Langley Erickson

Connecting underserved people to grocery stores may be easier than building new ones. But what's a shopper to do with groceries on a crowded bus?

There are a lot of big ideas out there for how to address "food deserts" in neighborhoods with more gas stations and fast-food chains than full-service grocery aisles. Plant large-scale community gardens. Entice national retailers to set up shop. Bring in mobile grocery stores. Teach people how to cook to create a culture of healthy eating.

For various reasons, though, these ideas often turn out to be too expensive, or unrealistic, or inadequate to the depth of a systemic social challenge.

What about a more modest intervention that might help people better connect to grocery stores where they already exist?

"I wanted to look at food access at a site scale, try to really understand it, maybe find a solution that’s feasible because there are so many non-feasible solutions," says Langley Erickson, a senior undergraduate city planning student at The Ohio State University. He designed this grocery bin that could be mounted onto the front of buses in Columbus or elsewhere:

If you look at a map of some of the most under-served zip codes in Columbus – where poverty rates are high and car ownership is low – it turns out that Central Ohio Transit Authority bus stops pretty neatly line up with grocery and corner stores. As we've previously written, we tend to define food deserts as if they existed in a world without transportation. But cars and transit networks can play a significant role in connecting people to full-service grocery stores even if none exist within walking distance.
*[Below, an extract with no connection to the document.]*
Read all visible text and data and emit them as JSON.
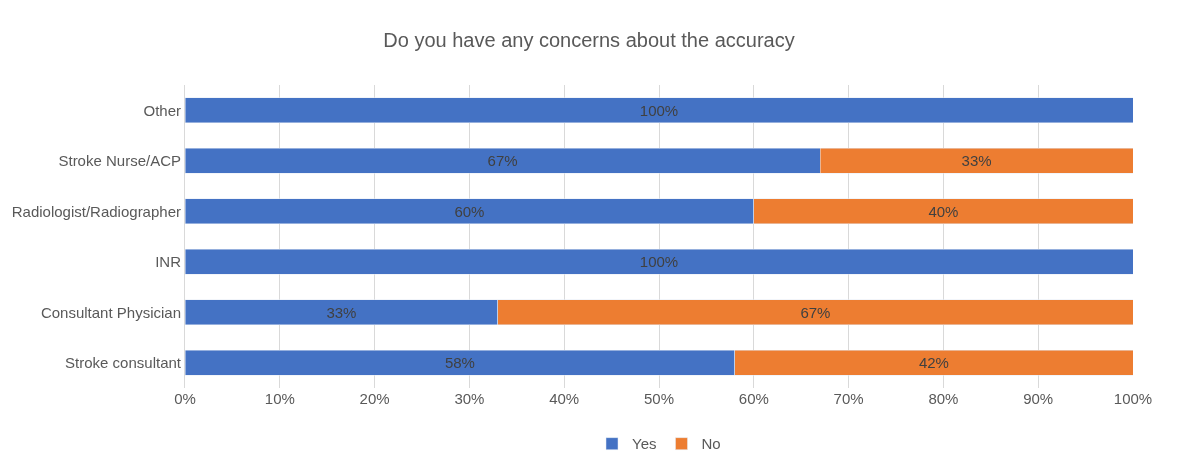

This map of an East Columbus neighborhood, where 40 percent of households have no access to a car, suggests that the city's bus network might be better leveraged to connect people and food.

Langley Erickson

COTA already offers a similar service with a front-mounted bike rack. "I was watching people use the bus," Erickson says. "I figured if there’s a way people can bike on the bus, and still use the bus, why not give them the opportunity to store their goods?"
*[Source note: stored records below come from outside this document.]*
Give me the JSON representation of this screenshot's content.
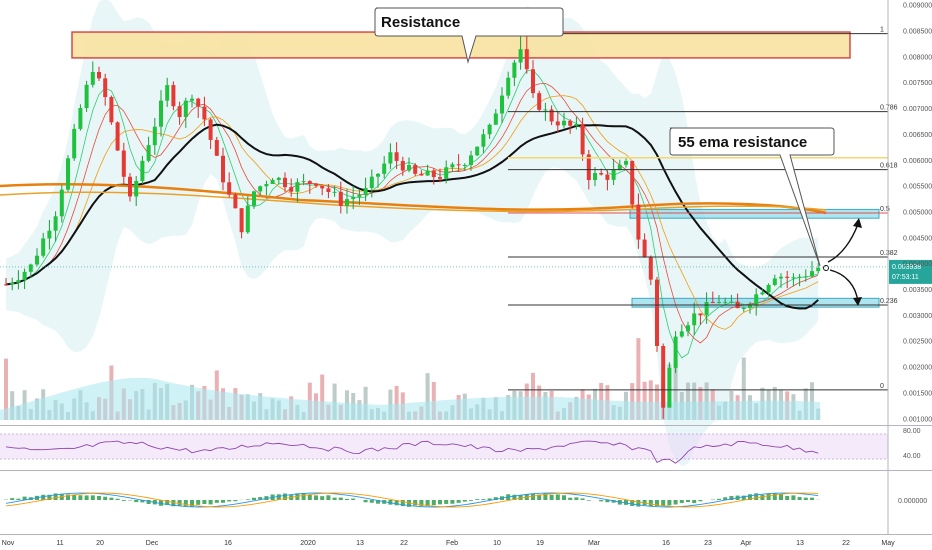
{
  "chart_data": {
    "type": "candlestick",
    "price_axis": {
      "range": [
        0.00088,
        0.0091
      ],
      "ticks": [
        "0.009000",
        "0.008500",
        "0.008000",
        "0.007500",
        "0.007000",
        "0.006500",
        "0.006000",
        "0.005500",
        "0.005000",
        "0.004500",
        "0.004000",
        "0.003500",
        "0.003000",
        "0.002500",
        "0.002000",
        "0.001500",
        "0.001000"
      ]
    },
    "time_axis": {
      "labels": [
        "Nov",
        "11",
        "20",
        "Dec",
        "16",
        "2020",
        "13",
        "22",
        "Feb",
        "10",
        "19",
        "Mar",
        "16",
        "23",
        "Apr",
        "13",
        "22",
        "May"
      ]
    },
    "current_price": "0.003938",
    "countdown": "07:53:11",
    "annotations": {
      "resistance": "Resistance",
      "ema_resistance": "55 ema resistance"
    },
    "resistance_zone": [
      0.00798,
      0.00848
    ],
    "boxes": [
      {
        "name": "upper-target-zone",
        "range": [
          0.00488,
          0.00505
        ]
      },
      {
        "name": "lower-support-zone",
        "range": [
          0.00316,
          0.00333
        ]
      }
    ],
    "fib_levels": [
      {
        "label": "1",
        "price": 0.00845
      },
      {
        "label": "0.786",
        "price": 0.00694
      },
      {
        "label": "0.618",
        "price": 0.00582
      },
      {
        "label": "0.5",
        "price": 0.00498
      },
      {
        "label": "0.382",
        "price": 0.00413
      },
      {
        "label": "0.236",
        "price": 0.0032
      },
      {
        "label": "0",
        "price": 0.00156
      }
    ],
    "rsi_axis": [
      "80.00",
      "40.00"
    ],
    "macd_axis": [
      "0.000000"
    ]
  }
}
He modeled his design off the largest cooler he could find on the market, available from Yeti for about $1,300. He figures that grocery stores might be willing to invest in the bins to save on another sizable cost: the theft of grocery carts.

"That’s expensive in the cooler world, but that’s less than the cost of five grocery carts," Erickson says. One grocery cart generally runs about $300. And tens of millions of dollars worth of grocery carts are taken from stores in U.S. every year and never returned. "If you consider it like that," Erickson says of his proposal, "it doesn’t seem like quite as much. And as far as street infrastructure goes, that’s pretty cheap."
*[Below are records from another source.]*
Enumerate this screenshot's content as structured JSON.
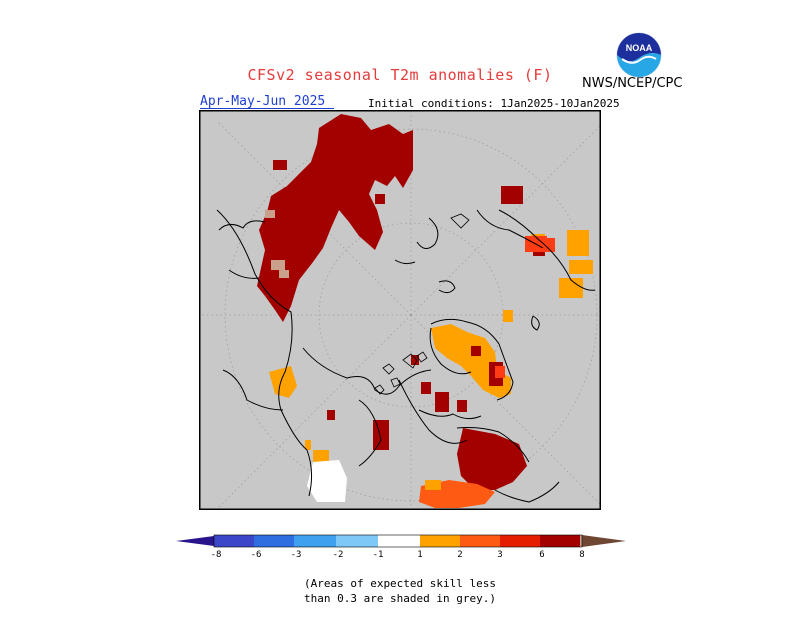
{
  "title": "CFSv2 seasonal T2m anomalies (F)",
  "agency": "NWS/NCEP/CPC",
  "logo": {
    "text": "NOAA",
    "icon": "noaa-logo-icon"
  },
  "season": "Apr-May-Jun 2025",
  "initial_conditions": "Initial conditions: 1Jan2025-10Jan2025",
  "map": {
    "projection": "north polar stereographic",
    "background": "#c8c8c8",
    "skill_mask": "grey"
  },
  "colors": {
    "neg8": "#2a148c",
    "neg6": "#3c46c8",
    "neg3": "#2f6ee0",
    "neg2": "#3fa0f0",
    "neg1": "#7ec8f8",
    "neutral": "#ffffff",
    "pos1": "#ffa200",
    "pos2": "#ff5a14",
    "pos3": "#e61e00",
    "pos6": "#a30000",
    "pos8": "#c8a08c",
    "pos8plus": "#6e4632"
  },
  "colorbar": {
    "labels": [
      "-8",
      "-6",
      "-3",
      "-2",
      "-1",
      "1",
      "2",
      "3",
      "6",
      "8"
    ]
  },
  "note": {
    "line1": "(Areas of expected skill less",
    "line2": "than 0.3 are shaded in grey.)"
  }
}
His model could likely hold the groceries of only three or four riders at a time. But that would be a start. And the greatest value of the bus food bin might be in its message: Bolt one of these things onto a public bus in any city, and it instantly conveys that transit agencies are invested in the problem of food access. That message would be a lot clearer than the ambiguous sign that's currently posted inside most buses: "No Food, No Drink, No Radio."